Dribbel oefeningen. De goals zijn 1 meter groot
- Binnen een minuut door zoveel mogelijk goals dribbelen.
- Dit kunnen ze allemaal tegelijk doen.
- Maar ze mogen niet tegelijk door een goal gaan. Zorg ervoor dat ze niet op elkaar wachten bij een goal dan moeten ze een andere goal vinden. Wordt er te vaak gewacht maak er dan 2 goals bij.
- Met 2e tallen laten dribbelen 1 bal. Scoren doe je door bal door het goaltje heen te trappen naar je partner.
- Ook hier eerst paar minuten oefenen, dan partij. Wie maakt de meeste goals binnen een minuut?
- Goals dribbelen afvalronden.
- In vak laten dribbelen op ja-teken bal laten stoppen in de goal.
- Laatste valt steeds af tot dat er 1 winnaar is.
- Bij deze oefening laat je de spelers eerst dribbelen en bal in goal laten schoppen zonder afvaller.
- Trap oefening
- 2 goals en pylons op 5 meter, 8 meter en 10 meter. Via binnenkant voet in doel schieten.
- Raak dan 1 pylon naar achter.
- Let op dat het standbeen naast de bal staat niet tegen de bal op en wijst naar de goal.
- Let op dat het schietbeen naar achter gebracht wordt en recht vooruit doorzwaaien.
- Corrigeer als ze dit niet goed doen.
- Resterende tijd; partijvorm
- Afstand ongeveer 10 meter
- Loop oefening: eerst rustig looptempo 3x
- Spelers naast elkaar laten staan op de plaats;
- been laten optillen op heuphoogte en arm naar voren zodat de vinger tot aan schouderhoogte komt.
- Wandel daarna op tempo,
- been laten optillen op heuphoogte en arm naar voren zodat de vinger tot aan schouderhoogte komt.
- Gaat rechterbeen omhoog dan moet de linkerarm ook omhoog gaan.

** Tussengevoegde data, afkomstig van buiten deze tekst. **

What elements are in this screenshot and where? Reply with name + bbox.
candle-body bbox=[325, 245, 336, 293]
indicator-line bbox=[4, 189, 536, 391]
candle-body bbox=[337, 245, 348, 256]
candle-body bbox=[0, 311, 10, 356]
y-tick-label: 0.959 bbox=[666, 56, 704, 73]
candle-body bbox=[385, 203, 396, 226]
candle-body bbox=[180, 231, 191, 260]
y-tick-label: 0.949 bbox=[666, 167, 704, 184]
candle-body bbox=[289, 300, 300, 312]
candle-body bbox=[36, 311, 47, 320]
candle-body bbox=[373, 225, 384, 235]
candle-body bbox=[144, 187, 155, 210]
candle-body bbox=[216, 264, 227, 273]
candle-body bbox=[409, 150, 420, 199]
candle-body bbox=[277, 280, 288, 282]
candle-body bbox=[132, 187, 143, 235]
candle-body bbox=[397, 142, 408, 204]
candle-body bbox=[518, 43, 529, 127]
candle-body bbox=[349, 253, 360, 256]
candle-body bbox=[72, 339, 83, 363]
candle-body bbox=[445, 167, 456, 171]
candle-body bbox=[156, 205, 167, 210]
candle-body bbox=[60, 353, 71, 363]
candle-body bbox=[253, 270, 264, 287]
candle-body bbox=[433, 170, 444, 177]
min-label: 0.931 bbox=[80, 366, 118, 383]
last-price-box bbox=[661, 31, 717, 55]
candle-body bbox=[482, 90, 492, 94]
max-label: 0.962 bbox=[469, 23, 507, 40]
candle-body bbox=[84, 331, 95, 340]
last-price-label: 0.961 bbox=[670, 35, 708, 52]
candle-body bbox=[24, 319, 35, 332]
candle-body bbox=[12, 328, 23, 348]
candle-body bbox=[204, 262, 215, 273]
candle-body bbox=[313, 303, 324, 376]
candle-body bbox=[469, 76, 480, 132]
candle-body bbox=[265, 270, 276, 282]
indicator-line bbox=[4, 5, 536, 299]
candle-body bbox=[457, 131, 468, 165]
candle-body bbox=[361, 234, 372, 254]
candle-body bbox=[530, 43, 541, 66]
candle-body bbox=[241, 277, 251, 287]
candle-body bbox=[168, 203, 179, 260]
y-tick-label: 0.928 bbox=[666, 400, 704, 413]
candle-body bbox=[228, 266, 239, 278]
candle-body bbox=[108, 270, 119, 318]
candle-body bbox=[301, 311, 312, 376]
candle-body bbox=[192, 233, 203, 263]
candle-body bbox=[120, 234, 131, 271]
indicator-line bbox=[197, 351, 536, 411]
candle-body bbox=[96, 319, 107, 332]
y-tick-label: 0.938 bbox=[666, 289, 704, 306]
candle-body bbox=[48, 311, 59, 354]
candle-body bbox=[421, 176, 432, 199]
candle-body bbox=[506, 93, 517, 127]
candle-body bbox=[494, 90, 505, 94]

De rest van het lichaam blijft stil. 10x in rustig tempo
- Daarna 10x versnelt waarbij gelet moet worden dat de speler de oefening technisch juist uitvoert zoals hierboven beschreven.
1e oefening:
- Speler A speelt de bal in naar B en loopt naar de positie van B.
- Speler B staat open gedraaid, neemt aan en speelt hem door naar Speler C en zo verder.
- Aandachtspunt inspelen:
- de bal moet in het midden worden geraakt zodat hij laag blijft.
- de juiste techniek hier voor is je schietbeen iets optillen.
- Aandachtspunt aannemen:
- De speler die de bal aanneemt, moet niet met het lichaam naar de bal staan maar 'open gedraaid'. Dit creëer je door het lichaam te positioneren naar de speler waar je op moet inspelen en je ogen gericht op de bal.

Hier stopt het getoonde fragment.